[luci] Passing command line args to class luci.sys.call()

Bryan Mayland bmayland at leoninedev.com
Wed May 15 22:32:55 CEST 2013


On 5/15/2013 1:05 PM, Frank Parker wrote:
>
> 1) Can you tell me how nixio.fork() provides protection against 
> injected commands?
>
> 2) I see io.stderr.write() writes a message on error.  Is there a way 
> to write a message on success?
>
>
1) It protects because you've got the name of the executable fixed in 
your code as the first parameter. The user supplied parameters you're 
passing through go in as parameters so they can't be executed. Example: 
user enters "localhost; rm -fR /" as a host they want to ping.

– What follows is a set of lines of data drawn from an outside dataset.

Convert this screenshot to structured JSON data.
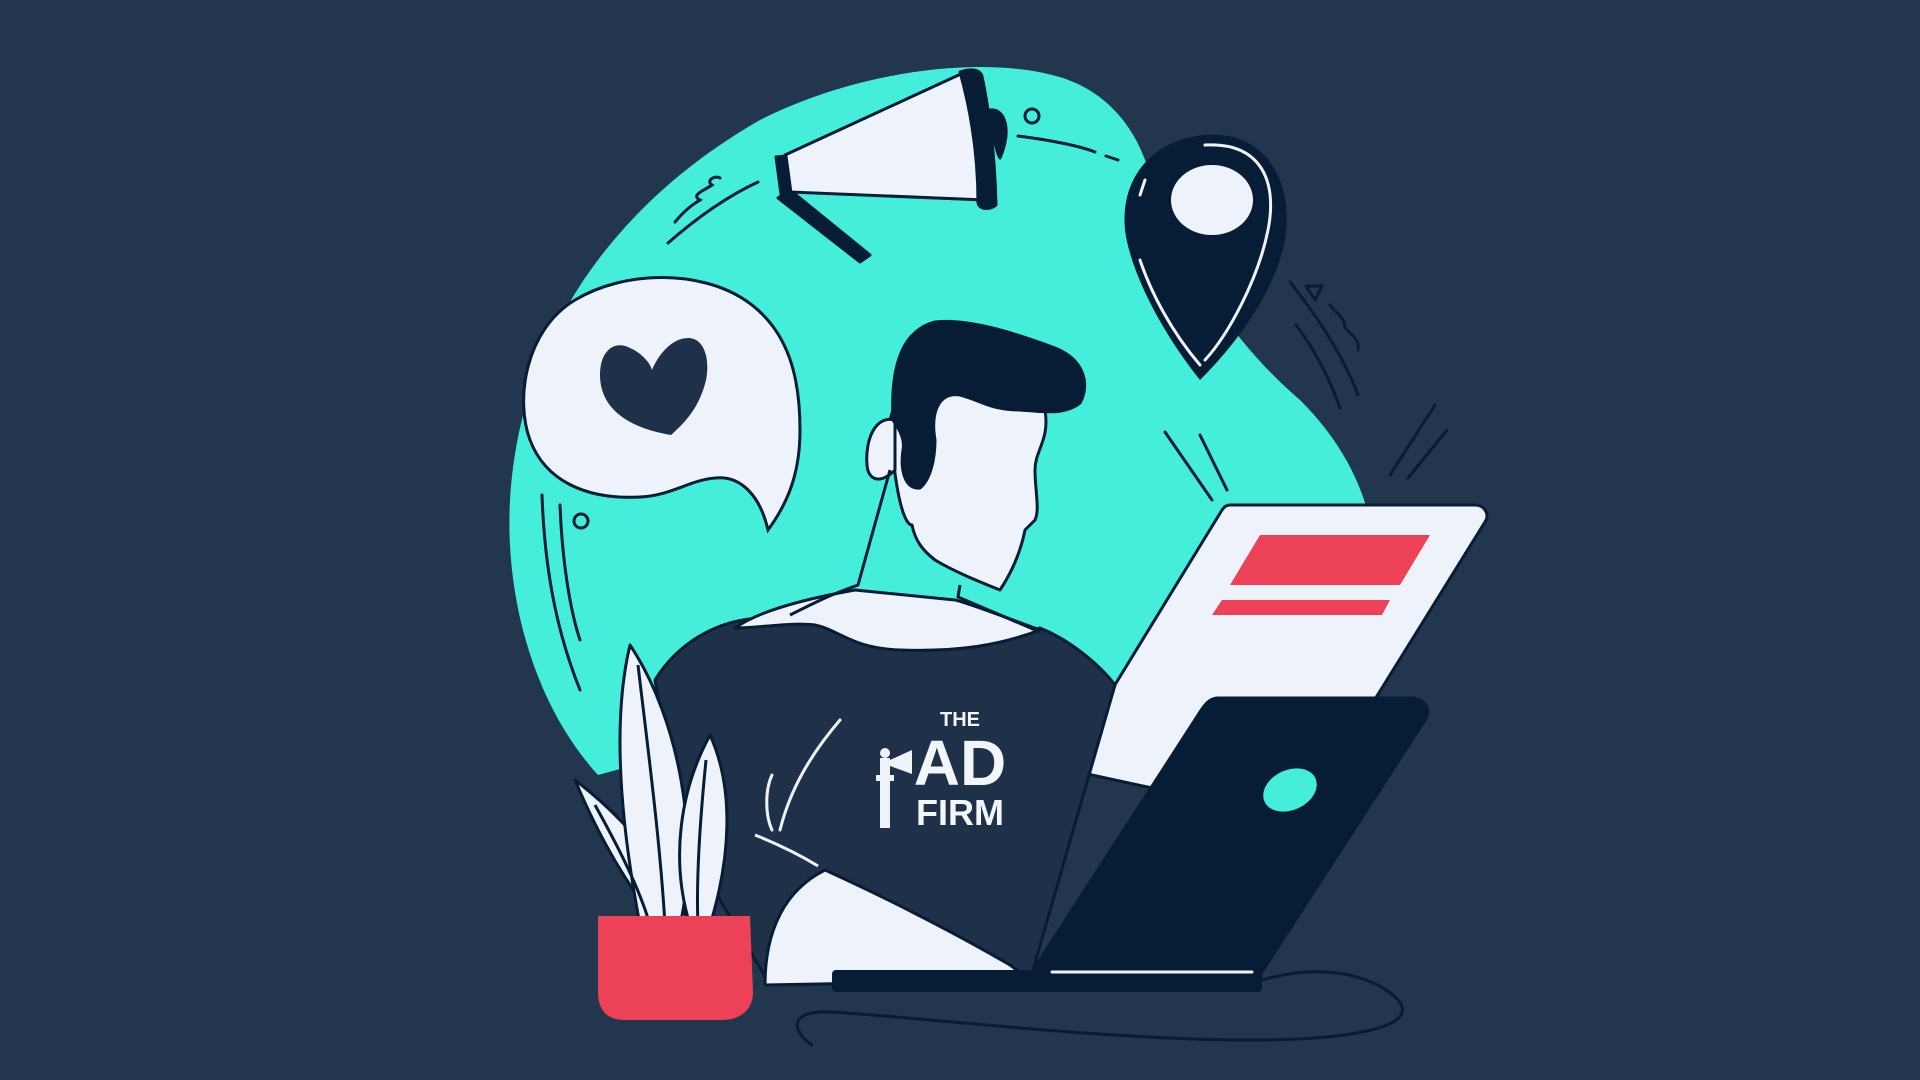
{
  "colors": {
    "background": "#22374d",
    "blob": "#44eedb",
    "navy": "#061d35",
    "shirt": "#1f3148",
    "white": "#eef3fb",
    "accent_red": "#ec4157"
  },
  "logo": {
    "line1": "THE",
    "line2": "AD",
    "line3": "FIRM"
  },
  "icons": [
    "megaphone-icon",
    "location-pin-icon",
    "heart-speech-bubble-icon",
    "laptop-icon",
    "plant-icon"
  ]
}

Just 
doing a sys call will execute `ping -n 4 localhost; rm -fR /` which will 
be split by the shell into two commands.

exec() on the other hand takes the executable as the first parameter 
("/bin/ping") and then passes the parameters to that executable 
regardless of what special shell characters they contain.

2) io.stderr.write() doesn't write a message on error, it writes to the 
stderr output pipe. stderr is one of the two standard outputs of every 
application launched on any operating system and those two are the data 
that comes out when you run something from a terminal. If you're trying 
to log a message from the a LuCI service, look at nixio.syslog()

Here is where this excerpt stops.